How far this goes and what really matters
Saturday, March 26, 2011 at 10:41AM
Thomas P.M. Barnett in Citation Post, Middle East

Obama remains smart not to commit too many resource or the appellation "America's war" to Libya, given everything else he has in play right now.

Easy thing to do to prioritize thinking:  Ask yourself what history will judge him on in 20 years.  

Now allowing globalization to head into a massive second dip is #1, hence not all Shiia aspirants to democracy are equal - right now.
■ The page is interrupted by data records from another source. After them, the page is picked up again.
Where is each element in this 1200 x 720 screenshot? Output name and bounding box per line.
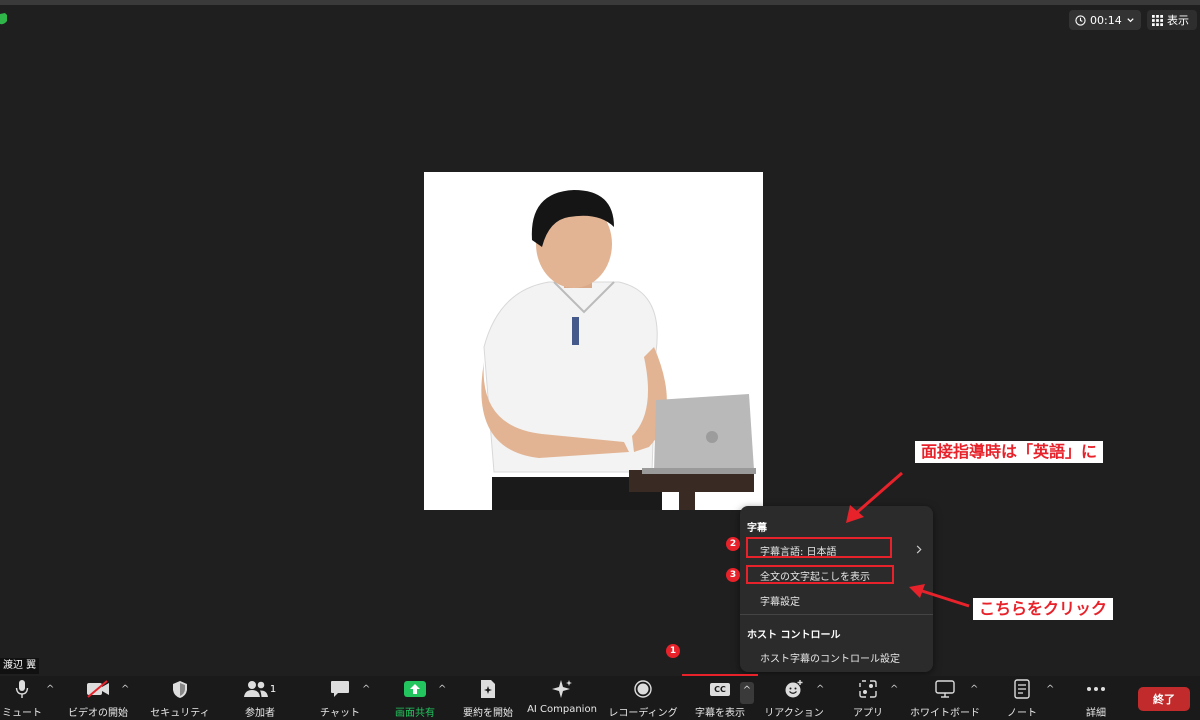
annotation-box-transcript [746, 565, 894, 584]
shield-icon [173, 680, 187, 698]
apps-label: アプリ [853, 708, 883, 719]
view-label: 表示 [1167, 14, 1189, 27]
mute-button[interactable]: ミュート [0, 678, 44, 720]
reactions-label: リアクション [764, 708, 824, 719]
step-3-badge: 3 [726, 568, 740, 582]
reactions-options-caret[interactable]: ^ [816, 684, 824, 695]
sparkle-icon [552, 680, 572, 698]
apps-icon [859, 680, 877, 698]
notes-button[interactable]: ノート [1000, 678, 1044, 720]
apps-button[interactable]: アプリ [846, 678, 890, 720]
captions-options-caret[interactable]: ^ [740, 682, 754, 704]
chat-label: チャット [320, 708, 360, 719]
chat-button[interactable]: チャット [318, 678, 362, 720]
record-icon [634, 680, 652, 698]
chat-bubble-icon [331, 681, 349, 697]
end-meeting-button[interactable]: 終了 [1138, 687, 1190, 711]
cc-icon: CC [710, 682, 730, 696]
emoji-plus-icon [785, 680, 803, 698]
person-with-laptop-illustration [424, 172, 763, 510]
participants-count: 1 [269, 683, 277, 695]
notes-icon [1014, 679, 1030, 699]
arrow-to-language [846, 471, 903, 523]
share-screen-icon [404, 681, 426, 697]
whiteboard-label: ホワイトボード [910, 708, 980, 719]
security-label: セキュリティ [150, 708, 210, 719]
chat-options-caret[interactable]: ^ [362, 684, 370, 695]
start-summary-label: 要約を開始 [463, 708, 513, 719]
mute-options-caret[interactable]: ^ [46, 684, 54, 695]
chevron-right-icon [916, 545, 922, 554]
meeting-timer[interactable]: 00:14 [1069, 10, 1141, 30]
whiteboard-options-caret[interactable]: ^ [970, 684, 978, 695]
mute-label: ミュート [2, 708, 42, 719]
start-video-label: ビデオの開始 [68, 708, 128, 719]
video-off-icon [87, 680, 109, 698]
annotation-box-language [746, 537, 892, 558]
window-top-strip [0, 0, 1200, 5]
ai-companion-label: AI Companion [527, 704, 597, 715]
video-options-caret[interactable]: ^ [121, 684, 129, 695]
step-1-badge: 1 [666, 644, 680, 658]
show-captions-label: 字幕を表示 [695, 708, 745, 719]
microphone-icon [15, 680, 29, 698]
more-label: 詳細 [1086, 708, 1106, 719]
ai-companion-button[interactable]: AI Companion [526, 678, 598, 720]
summary-document-icon [481, 680, 495, 698]
recording-button[interactable]: レコーディング [606, 678, 680, 720]
participant-name-tag: 渡辺 翼 [0, 658, 40, 674]
notes-label: ノート [1007, 708, 1037, 719]
more-dots-icon [1087, 687, 1105, 691]
callout-english: 面接指導時は「英語」に [915, 441, 1104, 463]
host-caption-settings-item[interactable]: ホスト字幕のコントロール設定 [760, 650, 930, 665]
arrow-to-transcript [909, 584, 970, 608]
encryption-shield-icon[interactable] [0, 13, 7, 25]
timer-text: 00:14 [1090, 13, 1122, 27]
start-summary-button[interactable]: 要約を開始 [458, 678, 518, 720]
participants-button[interactable]: 1 参加者 [238, 678, 282, 720]
share-options-caret[interactable]: ^ [438, 684, 446, 695]
step-2-badge: 2 [726, 537, 740, 551]
apps-options-caret[interactable]: ^ [890, 684, 898, 695]
view-button[interactable]: 表示 [1147, 10, 1197, 30]
security-button[interactable]: セキュリティ [148, 678, 212, 720]
chevron-down-icon [1127, 17, 1134, 22]
whiteboard-icon [935, 680, 955, 698]
people-icon [243, 681, 268, 697]
host-controls-header: ホスト コントロール [747, 630, 841, 641]
participant-video-photo [424, 172, 763, 510]
grid-icon [1152, 14, 1163, 26]
share-screen-label: 画面共有 [395, 708, 435, 719]
notes-options-caret[interactable]: ^ [1046, 684, 1054, 695]
participants-label: 参加者 [245, 708, 275, 719]
menu-divider [740, 614, 933, 615]
share-screen-button[interactable]: 画面共有 [390, 678, 440, 720]
recording-label: レコーディング [608, 708, 678, 719]
more-button[interactable]: 詳細 [1074, 678, 1118, 720]
callout-click: こちらをクリック [973, 598, 1114, 620]
clock-icon [1075, 14, 1086, 26]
There he can push the Saudis to push the rest, but there isn't much else he can do.  Qatar and Bahrain, with their military installations, fall inside this notion.  The Carter Doctrine still makes sense, even if the only threat is Iran.

Egypt's evolution will come second, given its importance to the Sunni Arab world.  There he gets more than a passing grade - H.W. Bush-style - for not screwing it up.

Third comes managing Iran's achievement of nukes, which I describe in that manner because I think it is inevitable, given their needs and desires and our stand-off with them.  I see none of that changing any time soon, but we can hope.

Fourth would be to get Syria to fall next, because that would represent major rollback on Iran's influence, would lighten our load in Lebanon, and - by extension - would chill Israel considerably.  Plus, once Syria really in trouble/falls, then the whole contagion feels that much closer to resumption in Iran itself.

Unfortunately, Libya ranks about fifth - above Tunisia but nothing else on the list.  So our two carriers stay in the Arabian Sea and we do the Leviathan-lite in Libya.

And those are more than defensible choices.

So, again, for a prez given to reading histories of his predecessors, Obama offers us a Balkans-like role for US in Libya, and plays it very Baker-Bush on the 2.0/Facebooks.

Napoleon Bonaparte once said, "Never interrupt your enemy when he is making a mistake."  Plenty of enemies out there making plenty of mistakes and suffering serious losses.